Last of all, we shall look at how the MIPS pipeline can be extended to handle
floating point operations. A typical floating point pipeline is shown in Figure 15.5. There
are multiple execution units, like FP adder, FP multiply, etc. and they have different
latencies. These functional units may or may not be pipelined. We normally define two
terms with respect to floating point pipelines. The latency is the number of intervening
cycles between an instruction that produces a result and an instruction that uses the
result. The initiation or repeat interval is the number of cycles that must elapse between
issuing two operations of a given type. The structure of the floating point pipeline
requires the introduction of the additional pipeline registers (e.g., A1/A2, A2/A3, A3/A4)
and the modification of the connections to those registers. The ID/EX register must be
expanded to connect ID to EX, DIV, M1, and A1.
8
Figure 15.5
The long latency floating point instructions lead to a more complex pipeline. Since
there is more number of instructions in the pipeline, there are frequent RAW hazards.
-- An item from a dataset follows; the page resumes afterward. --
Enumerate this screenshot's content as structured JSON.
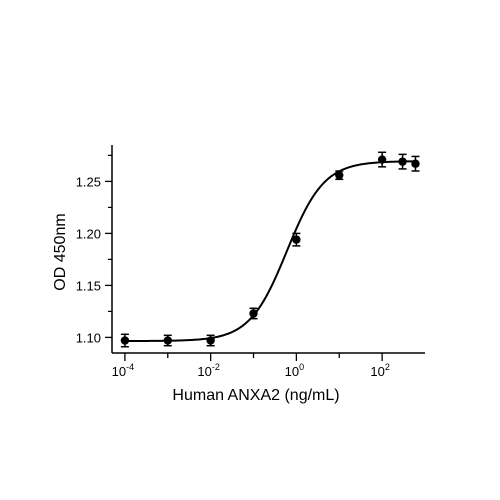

Also, since these floating point instructions have varying latencies, multiple instructions
might finish at the same time and there will be potentially multiple writes to the register
file in a cycle. This might lead to structural hazards as well as WAW hazards. To handle
the multiple writes to the register file, we need to increase the number of ports, or stall
one of the writes during ID, or stall one of the writes during WB (the stall will propagate).
WAW hazards will have to be detected during ID and the later instruction will have to be
stalled. WAR hazards of course, are not possible since all reads happen earlier. The
variable latency instructions and hence out-of-order completion will also lead to
imprecise exceptions. You either have to buffer the results if they complete early or
save more pipeline state so that you can return to exactly the same state that you left at.
To summarize we have discussed the different types of exceptions that might occur
in a pipeline and how they can cause problems in the pipeline. We have discussed how
the MIPS architecture handles them. Multiple exceptions and out of order exceptions
complicate things even more. Certain features of the instruction sets may also
complicate the pipeline. Additionally, floating point pipelines have additional
complexities to handle.